AIA website user testing
Binary Blue was engaged to conduct a comprehensive user test on the Architects Institute of Australia website in the design phase.
Prior to the tests, a wire frame had been developed (composition, look and feel of the home page), with the basic navigation architecture (menu items, labels, content areas) designated. These designs were the outcomes of a number of meetings leading up to the user tests, which included a functional analysis and identification of 18 different user groups.
For the purposes of the user tests, 19 people were selected representing the different user groups
The tests were conducted in three sessions lasting one and a half hour each. The groups for each session were composed of mixed user representatives.
Three tests were conducted in each session.

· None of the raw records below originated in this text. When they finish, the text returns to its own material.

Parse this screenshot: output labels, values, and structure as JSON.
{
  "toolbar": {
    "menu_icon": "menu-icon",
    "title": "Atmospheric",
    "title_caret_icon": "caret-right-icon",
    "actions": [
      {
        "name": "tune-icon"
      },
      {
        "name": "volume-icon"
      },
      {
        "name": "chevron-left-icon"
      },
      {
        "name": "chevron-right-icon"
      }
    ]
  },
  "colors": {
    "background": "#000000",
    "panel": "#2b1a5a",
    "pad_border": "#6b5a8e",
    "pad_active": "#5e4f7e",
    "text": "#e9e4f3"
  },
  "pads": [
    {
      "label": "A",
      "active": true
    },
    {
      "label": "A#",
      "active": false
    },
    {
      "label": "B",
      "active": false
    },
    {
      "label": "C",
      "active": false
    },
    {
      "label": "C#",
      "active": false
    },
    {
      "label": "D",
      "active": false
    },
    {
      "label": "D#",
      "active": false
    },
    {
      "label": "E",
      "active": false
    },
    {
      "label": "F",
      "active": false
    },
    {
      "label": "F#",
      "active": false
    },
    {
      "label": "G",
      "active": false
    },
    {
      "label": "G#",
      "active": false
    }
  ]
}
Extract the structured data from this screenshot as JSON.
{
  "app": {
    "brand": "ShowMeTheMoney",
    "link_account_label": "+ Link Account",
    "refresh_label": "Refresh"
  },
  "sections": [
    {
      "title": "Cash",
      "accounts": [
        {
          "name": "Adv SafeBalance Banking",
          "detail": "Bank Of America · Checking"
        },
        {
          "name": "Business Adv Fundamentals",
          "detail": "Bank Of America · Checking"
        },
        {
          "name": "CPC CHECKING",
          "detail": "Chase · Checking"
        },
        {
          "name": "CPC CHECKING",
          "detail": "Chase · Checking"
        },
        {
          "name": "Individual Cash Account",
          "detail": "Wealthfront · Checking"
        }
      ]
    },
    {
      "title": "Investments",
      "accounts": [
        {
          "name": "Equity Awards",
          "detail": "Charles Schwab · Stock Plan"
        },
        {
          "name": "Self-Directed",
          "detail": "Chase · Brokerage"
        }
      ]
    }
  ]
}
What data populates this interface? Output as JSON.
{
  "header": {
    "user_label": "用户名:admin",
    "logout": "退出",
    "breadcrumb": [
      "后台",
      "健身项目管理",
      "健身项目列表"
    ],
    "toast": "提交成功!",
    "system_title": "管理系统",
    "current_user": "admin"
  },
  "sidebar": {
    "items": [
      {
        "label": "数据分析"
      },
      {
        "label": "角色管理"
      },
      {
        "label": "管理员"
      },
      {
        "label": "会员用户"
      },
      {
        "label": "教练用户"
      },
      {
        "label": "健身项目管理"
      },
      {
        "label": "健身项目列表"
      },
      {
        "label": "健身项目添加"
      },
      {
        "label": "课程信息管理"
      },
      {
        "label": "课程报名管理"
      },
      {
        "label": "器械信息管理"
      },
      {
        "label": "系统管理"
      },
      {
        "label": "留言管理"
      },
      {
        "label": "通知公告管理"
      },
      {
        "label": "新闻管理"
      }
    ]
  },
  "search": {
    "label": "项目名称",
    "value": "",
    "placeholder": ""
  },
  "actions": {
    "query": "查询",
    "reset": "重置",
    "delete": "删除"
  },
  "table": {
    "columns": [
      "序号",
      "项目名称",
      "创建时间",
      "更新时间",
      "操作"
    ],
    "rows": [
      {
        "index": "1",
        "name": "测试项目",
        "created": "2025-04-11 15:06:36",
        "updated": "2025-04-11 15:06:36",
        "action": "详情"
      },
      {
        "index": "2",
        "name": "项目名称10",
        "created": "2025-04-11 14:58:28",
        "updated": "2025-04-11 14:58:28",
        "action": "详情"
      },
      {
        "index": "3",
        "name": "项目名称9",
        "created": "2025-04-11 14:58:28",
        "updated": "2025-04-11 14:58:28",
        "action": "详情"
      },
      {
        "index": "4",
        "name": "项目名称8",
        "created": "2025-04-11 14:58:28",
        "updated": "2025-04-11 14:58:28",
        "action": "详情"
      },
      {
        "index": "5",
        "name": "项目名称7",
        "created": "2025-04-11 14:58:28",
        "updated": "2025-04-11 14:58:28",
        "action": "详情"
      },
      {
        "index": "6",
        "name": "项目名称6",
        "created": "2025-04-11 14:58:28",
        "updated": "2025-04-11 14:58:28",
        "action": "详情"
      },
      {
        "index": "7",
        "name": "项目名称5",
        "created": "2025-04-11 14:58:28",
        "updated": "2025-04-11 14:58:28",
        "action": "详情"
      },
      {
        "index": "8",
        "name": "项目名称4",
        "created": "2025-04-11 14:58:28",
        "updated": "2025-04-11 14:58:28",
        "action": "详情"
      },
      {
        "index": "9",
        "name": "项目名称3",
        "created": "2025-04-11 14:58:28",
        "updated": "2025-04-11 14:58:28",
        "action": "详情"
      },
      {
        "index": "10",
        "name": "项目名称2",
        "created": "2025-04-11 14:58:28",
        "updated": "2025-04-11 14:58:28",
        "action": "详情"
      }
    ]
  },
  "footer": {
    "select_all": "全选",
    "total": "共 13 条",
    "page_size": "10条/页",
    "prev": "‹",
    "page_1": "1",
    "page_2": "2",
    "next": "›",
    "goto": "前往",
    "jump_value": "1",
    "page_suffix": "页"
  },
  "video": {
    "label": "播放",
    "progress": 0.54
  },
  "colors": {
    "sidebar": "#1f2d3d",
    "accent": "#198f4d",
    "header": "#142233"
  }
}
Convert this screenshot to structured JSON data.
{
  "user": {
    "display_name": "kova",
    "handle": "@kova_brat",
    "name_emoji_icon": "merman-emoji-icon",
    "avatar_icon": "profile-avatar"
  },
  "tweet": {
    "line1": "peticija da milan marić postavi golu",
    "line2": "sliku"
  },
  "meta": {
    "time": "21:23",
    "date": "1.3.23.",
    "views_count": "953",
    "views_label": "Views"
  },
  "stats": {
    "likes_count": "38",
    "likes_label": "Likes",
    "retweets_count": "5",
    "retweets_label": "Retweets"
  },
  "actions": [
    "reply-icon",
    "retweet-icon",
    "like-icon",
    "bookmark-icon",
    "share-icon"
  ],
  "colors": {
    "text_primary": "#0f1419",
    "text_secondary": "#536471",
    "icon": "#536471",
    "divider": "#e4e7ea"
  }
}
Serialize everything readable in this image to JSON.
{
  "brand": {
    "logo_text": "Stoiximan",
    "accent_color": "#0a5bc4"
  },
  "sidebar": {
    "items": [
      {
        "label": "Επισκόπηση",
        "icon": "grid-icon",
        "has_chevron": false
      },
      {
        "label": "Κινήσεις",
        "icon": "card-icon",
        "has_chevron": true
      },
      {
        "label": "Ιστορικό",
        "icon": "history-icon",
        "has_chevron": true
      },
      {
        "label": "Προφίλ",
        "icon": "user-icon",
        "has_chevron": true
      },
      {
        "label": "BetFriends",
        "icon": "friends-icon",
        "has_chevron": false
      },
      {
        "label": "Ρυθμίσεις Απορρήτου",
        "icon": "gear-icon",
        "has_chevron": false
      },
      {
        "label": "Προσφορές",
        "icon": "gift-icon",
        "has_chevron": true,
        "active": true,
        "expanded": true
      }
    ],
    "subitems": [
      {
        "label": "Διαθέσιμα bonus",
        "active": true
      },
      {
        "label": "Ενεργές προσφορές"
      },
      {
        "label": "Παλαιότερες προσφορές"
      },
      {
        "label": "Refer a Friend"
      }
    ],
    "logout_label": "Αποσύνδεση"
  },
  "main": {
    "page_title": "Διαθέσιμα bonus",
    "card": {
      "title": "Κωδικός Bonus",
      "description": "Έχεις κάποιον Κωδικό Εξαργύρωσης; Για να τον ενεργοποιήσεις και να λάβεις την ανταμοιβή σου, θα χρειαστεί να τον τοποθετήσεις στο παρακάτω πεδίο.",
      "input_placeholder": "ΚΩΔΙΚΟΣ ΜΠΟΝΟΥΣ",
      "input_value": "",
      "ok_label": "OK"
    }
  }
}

Users were given the front page website design and asked to provide a list of items that they would expect to find under the main menu labels and content areas.
This test establishes whether a user understands the broad parameters of the menu label, or content area and it also triggers a response that is very useful for the development of content.
Users were given cards of all top level and second level menu labels. In this exercise, they were to place the second level menu items under each of the top-level menu labels. There were 40 sub-menu labels.
This test establishes whether the sub-menu items as devised are logically placed, and whether each label has a clear meaning for the particular user group.
Each user representative was given 5 or so tasks, and asked to locate the appropriate label where they would most likely find the content.
This test establishes more broadly whether when having a search function in mind, they know which label to browse that would reveal the relevant content.
At the end of the “card-sorting” testing processes, there was a general discussion about various aspects of the home page interface design and issues that they encountered with labels and navigation.